To create templates that support a hot-warm architecture, include more than one instance configuration for data nodes by clicking Add data configuration. The option to edit index curation settings becomes available when at least two data configurations are part of the template.
The default instance configuration used for the data section of the template uses all three of the capabilities: data, master, and ingest. If you use a dedicated configuration instead, where only data is enabled, you must also enable a dedicated master section and set the threshold value to
1
. If you do not enable dedicated coordinating nodes in that situation, your data nodes will assume coordination of incoming read and write requests to the deployment, but you will not be able to use any ingest pipelines. To use ingest pipelines, you need to have either adefault
or acoordinating
instance configuration enabled in at least one section of the template.
-
- Click Next.
-
If you added multiple Elasticsearch data configurations on the previous page, such as
data.default
anddata.highstorage
: Configure index management.
- Configure how other Elastic products, like Kibana instances or APM Servers, get included in your template. You can select if they are included at all, what high availability options and sizes are available, and what user settings should always be specified.
- Give your deployment template a name and include a description that reflects its intended use.
- Click Save and create template.
Create deployment templates through the RESTful API:
edit-
Obtain the existing deployment templates to see some examples of what the required JSON looks like. You can take the JSON for one of the existing templates and modify it to create a new template, similar to what gets shown in the next step.
curl -k -X GET -H "Authorization: ApiKey $ECE_API_KEY" https://COORDINATOR_HOST:12443/api/v1/platform/configuration/templates/deployments
-
Post the JSON for your new deployment template.
The following example creates a deployment template that defaults to a highly available Elasticsearch cluster with 4 GB per node, a 16 GB machine learning node, 3 dedicated master nodes of 1 GB each, a 1 GB Kibana instance, and a 1 GB dedicated coordinating node that is tasked with handling and coordinating all incoming requests for the cluster. Elasticsearch and Kibana use the default instance configurations, but the machine learning node is based on the custom instance configuration in our previous example.

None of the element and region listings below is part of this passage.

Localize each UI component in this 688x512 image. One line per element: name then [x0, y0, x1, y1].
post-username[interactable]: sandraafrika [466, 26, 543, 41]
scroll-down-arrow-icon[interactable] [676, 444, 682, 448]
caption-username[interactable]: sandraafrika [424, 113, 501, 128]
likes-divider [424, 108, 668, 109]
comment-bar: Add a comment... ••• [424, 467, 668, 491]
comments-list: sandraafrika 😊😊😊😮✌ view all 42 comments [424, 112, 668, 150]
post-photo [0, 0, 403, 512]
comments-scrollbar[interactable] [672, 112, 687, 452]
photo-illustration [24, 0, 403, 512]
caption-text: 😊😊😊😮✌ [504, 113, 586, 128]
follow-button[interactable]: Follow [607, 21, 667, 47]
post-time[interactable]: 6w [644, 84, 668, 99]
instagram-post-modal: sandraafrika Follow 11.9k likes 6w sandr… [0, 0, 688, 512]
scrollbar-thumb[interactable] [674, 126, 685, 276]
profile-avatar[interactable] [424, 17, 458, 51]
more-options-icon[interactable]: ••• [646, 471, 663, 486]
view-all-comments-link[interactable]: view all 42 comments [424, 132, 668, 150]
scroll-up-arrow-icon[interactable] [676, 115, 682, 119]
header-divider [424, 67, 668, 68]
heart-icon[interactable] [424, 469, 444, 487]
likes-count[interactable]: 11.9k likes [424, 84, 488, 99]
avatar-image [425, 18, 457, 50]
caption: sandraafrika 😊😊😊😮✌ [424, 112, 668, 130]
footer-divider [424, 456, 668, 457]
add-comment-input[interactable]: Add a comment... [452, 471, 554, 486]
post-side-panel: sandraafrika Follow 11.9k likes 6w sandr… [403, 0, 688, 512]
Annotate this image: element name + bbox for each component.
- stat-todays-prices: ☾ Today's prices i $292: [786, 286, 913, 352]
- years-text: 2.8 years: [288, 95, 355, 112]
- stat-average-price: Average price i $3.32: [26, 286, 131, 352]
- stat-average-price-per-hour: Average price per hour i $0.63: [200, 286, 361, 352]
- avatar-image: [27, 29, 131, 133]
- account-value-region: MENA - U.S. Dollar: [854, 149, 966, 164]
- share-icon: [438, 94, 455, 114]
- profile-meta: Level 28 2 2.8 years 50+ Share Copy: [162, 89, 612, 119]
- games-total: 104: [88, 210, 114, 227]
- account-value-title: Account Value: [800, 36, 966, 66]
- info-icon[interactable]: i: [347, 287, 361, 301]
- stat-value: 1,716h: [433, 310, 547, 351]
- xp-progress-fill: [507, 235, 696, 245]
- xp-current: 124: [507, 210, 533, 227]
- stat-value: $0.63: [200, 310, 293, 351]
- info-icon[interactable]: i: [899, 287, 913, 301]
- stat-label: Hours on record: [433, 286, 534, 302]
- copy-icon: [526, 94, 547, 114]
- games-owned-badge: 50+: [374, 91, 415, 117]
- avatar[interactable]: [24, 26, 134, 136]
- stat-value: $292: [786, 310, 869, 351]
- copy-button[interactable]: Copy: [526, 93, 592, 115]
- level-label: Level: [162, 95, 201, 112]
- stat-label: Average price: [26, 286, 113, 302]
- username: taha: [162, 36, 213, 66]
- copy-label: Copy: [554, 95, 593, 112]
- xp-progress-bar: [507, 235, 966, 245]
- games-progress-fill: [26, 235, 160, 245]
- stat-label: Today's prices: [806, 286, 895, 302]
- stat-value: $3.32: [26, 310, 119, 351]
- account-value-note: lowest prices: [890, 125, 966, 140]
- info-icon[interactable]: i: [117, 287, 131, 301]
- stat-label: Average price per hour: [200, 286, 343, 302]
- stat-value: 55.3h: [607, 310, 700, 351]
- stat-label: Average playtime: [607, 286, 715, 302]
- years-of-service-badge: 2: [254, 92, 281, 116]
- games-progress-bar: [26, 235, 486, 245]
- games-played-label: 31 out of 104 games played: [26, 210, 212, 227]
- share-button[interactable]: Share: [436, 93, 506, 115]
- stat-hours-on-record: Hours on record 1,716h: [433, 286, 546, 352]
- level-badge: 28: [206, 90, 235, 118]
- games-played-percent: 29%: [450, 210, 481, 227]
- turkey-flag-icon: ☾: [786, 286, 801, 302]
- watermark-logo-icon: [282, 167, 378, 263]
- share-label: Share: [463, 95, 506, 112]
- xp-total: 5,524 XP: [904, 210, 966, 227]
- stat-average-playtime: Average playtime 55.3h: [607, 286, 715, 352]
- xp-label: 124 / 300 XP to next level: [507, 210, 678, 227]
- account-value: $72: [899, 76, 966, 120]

curl -k -X POST -H "Authorization: ApiKey $ECE_API_KEY" https://$COORDINATOR_HOST:12443/api/v1/platform/configuration/templates/deployments/ -H 'content-type: application/json' -d '{ "name": "Custom Elasticsearch and ML template", "description": "Custom template that includes Elasticsearch, with dedicated master and coordinating nodes, machine learning, and Kibana", "cluster_template": { "plan": { "cluster_topology": [{ "size": { "value": 4096, "resource": "memory" }, "node_type": { "master": true, "data": true, "ingest": true }, "instance_configuration_id": "data.default", "elasticsearch": { "user_settings_yaml": "", "node_attributes": { } }, "zone_count": 3 }, { "size": { "value": 1024, "resource": "memory" }, "node_type": { "master": true, "data": false, "ingest": false }, "instance_configuration_id": "master", "elasticsearch": { }, "zone_count": 3 }, { "size": { "value": 1024, "resource": "memory" }, "node_type": { "master": false, "data": false, "ingest": true }, "instance_configuration_id": "coordinating", "elasticsearch": { }, "zone_count": 1 }, { "size": { "value": 16384, "resource": "memory" }, "node_type": { "master": false, "data": false, "ingest": false, "ml": true }, "instance_configuration_id": "b092529897194a45808ae70ec5270c6b", "elasticsearch": { }, "zone_count": 1 }], "elasticsearch": { } }, "settings": { "dedicated_masters_threshold": 3 }, "kibana": { "plan": { "cluster_topology": [{ "instance_configuration_id": "kibana", "size": { "value": 1024, "resource": "memory" }, "zone_count": 1 }], "kibana": { "user_settings_yaml": "" } } } }, "system_owned": false }'
After you have saved your new template, you can start creating new deployments with it.